Illinois Gov. J.B. Pritzker has personally funded the “Vote Yes for Fairness” campaign to the tune of $56.5 million. Numerous television and online commercials promote various false and misleading claims about Pritzker’s proposed progressive tax amendment. At least two of these ads claim the so-called “fair tax” will “lower property taxes” for families across Illinois.
That’s wrong. The progressive income tax amendment does absolutely nothing to lower Illinois’ second-highest in the nation property taxes.
To help win support from lawmakers skeptical about voting for the progressive tax amendment, Pritzker in 2019 pushed for the creation of a 90-member Illinois Property Tax Relief Task Force. Some Democrats in the Illinois House had initially indicated they might not support the proposal due to the lack of relief for overburdened property taxpayers, and Pritzker was trying to satisfy their concerns.
However, the task force never issued a final report with recommendations to lower property taxes. Pritzker has signed no legislation that would help local governments structurally reform their biggest cost drivers or place limits on property tax increases. The group’s Republican members refused to sign off on a draft report that mainly rehashed old ideas, said state Rep. Mike Murphy, R-Springfield, a member of the task force. He said substantive ideas were rejected, and the draft contained only vague suggestions.
Without explicit reforms to lower costs to local governments or revenue-limiting measures such as a property tax freeze, there’s no reason to expect higher income taxes would result in lower property taxes. Property taxes fund local government spending, not the state’s. Illinois’ high property taxes are primarily driven by out-of-control pension costs.
In fact, all seven states that do not tax personal income have lower property taxes than Illinois.
Moreover, there is no statistically significant correlation between income tax burdens and property tax burdens across the 50 U.S states. In other words, higher state income taxes are not associated with lower property tax burdens.
Property tax relief was also promised to Connecticut taxpayers, the last state to adopt a progressive tax in 1996, but the promise was broken. Instead, the state’s property tax burden continued to rise at historic rates, increasing 35%. That’s on top of a 13% jump in middle class income taxes under Connecticut’s progressive tax, another broken promise.
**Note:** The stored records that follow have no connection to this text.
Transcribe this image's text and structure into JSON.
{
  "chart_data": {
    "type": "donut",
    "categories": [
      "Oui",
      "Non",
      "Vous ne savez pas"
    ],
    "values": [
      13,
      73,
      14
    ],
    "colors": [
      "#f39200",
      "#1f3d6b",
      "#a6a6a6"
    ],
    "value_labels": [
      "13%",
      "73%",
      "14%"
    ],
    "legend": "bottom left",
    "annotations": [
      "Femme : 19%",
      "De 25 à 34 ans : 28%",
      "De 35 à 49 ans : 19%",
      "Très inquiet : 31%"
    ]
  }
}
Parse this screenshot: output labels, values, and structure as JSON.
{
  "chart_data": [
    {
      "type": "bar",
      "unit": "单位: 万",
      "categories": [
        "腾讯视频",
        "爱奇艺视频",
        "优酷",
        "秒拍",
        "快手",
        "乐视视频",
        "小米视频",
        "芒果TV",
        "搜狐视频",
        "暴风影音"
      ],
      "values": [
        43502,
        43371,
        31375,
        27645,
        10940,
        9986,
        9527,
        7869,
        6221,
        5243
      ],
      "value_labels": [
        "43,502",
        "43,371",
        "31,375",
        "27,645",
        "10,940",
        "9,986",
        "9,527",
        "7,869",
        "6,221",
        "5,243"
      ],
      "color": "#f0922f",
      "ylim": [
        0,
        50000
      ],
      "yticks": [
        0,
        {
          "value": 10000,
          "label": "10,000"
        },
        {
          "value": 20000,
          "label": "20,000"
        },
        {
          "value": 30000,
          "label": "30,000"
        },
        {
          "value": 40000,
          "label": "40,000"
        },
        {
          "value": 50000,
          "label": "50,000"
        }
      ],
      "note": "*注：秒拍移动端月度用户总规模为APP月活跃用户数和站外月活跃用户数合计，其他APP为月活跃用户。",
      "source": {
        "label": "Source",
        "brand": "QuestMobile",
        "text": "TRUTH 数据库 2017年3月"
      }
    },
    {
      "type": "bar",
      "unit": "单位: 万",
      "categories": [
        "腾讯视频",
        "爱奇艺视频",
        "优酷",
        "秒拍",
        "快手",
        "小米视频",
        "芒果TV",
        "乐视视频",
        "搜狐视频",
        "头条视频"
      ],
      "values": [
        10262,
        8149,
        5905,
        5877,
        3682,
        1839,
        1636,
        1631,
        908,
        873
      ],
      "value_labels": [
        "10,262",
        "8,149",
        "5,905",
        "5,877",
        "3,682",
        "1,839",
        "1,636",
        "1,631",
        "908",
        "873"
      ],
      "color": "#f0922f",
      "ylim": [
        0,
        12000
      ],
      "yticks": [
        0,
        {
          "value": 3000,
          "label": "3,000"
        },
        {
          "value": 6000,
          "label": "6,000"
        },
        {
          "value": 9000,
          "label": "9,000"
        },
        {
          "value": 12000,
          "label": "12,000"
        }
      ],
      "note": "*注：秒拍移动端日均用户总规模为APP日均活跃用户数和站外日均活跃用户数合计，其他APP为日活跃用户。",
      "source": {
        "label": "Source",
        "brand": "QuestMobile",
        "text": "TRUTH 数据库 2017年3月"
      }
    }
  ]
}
The idea that higher income taxes will allow for lower property taxes by increasing state spending on education and funding for local governments is not new. It has not worked out that way in practice.
Education funding is one of the few areas of state spending that increased after adjusting for inflation during the past 20 years, growing 21% in real terms. But that spending was outpaced by a 501% jump in pension spending and a 127% increase in spending on state worker health insurance. Yet from 1996 to 2016, Illinois property taxes rose from around the average for U.S. states to the second highest in the nation despite increased state spending on education.
State income tax hikes in 2011 and 2017, along with a new school funding formula in 2017 that provided $350 million in annual increases for state education spending, have not delivered any property tax relief.
To achieve real property tax relief, Illinois must pursue structural spending reforms that lower the cost of local government, not income tax hikes. The progressive income tax doesn’t even raise enough revenue to close the state’s structural deficit, according to S&P Global Ratings, let alone solve local governments’ financial problems.
Efforts to reduce redundant and overly expensive bureaucracy in Illinois school districts could save taxpayers $708 million in unnecessary costs if they reduced administrative spending to the national average. Those savings could be reinvested in classrooms to improve student outcomes or returned to overburdened property taxpayers. Consolidation of Illinois’ 7,000 units of local government, the most in the nation, would also provide meaningful relief.
Ultimately, lowering property taxes enough to make the state competitive will require amending the Illinois Constitution to allow for real pension reform to solve the local pension crisis. Chicago alone has more pension debt than 44 U.S. states. At least 20 midsized cities, with populations around 25,000, have at least one public safety pension fund that is less than 50% funded. Pension debt per capita in those cities ranges from around $1,800 in Carbondale to nearly $5,600 in Melrose Park.
If voters approve Pritzker’s “fair tax” amendment on Nov. 3, they’ll be granting permanent new taxing powers to Springfield politicians that will make it easier to raise taxes on the middle class and to start taxing retirement income. In return for these powers to raise everyone’s taxes more easily in the future, proponents of the progressive tax are offering only empty promises. They are offering no solid property tax relief.
“Fair tax” backers have already been caught using various types of misleading information to promote the tax increase. A Pritzker-funded group paid over $10,000 to promote a fake tweet on social media, for example. Three Cook County retirees and the Illinois Policy Institute filed a lawsuit over the misleading language being presented to voters on the ballot, which reads like an advertisement in favor of the amendment rather than the neutral explanation required by law.
Claiming the “fair tax” will lower property taxes is yet another in dishonest claim.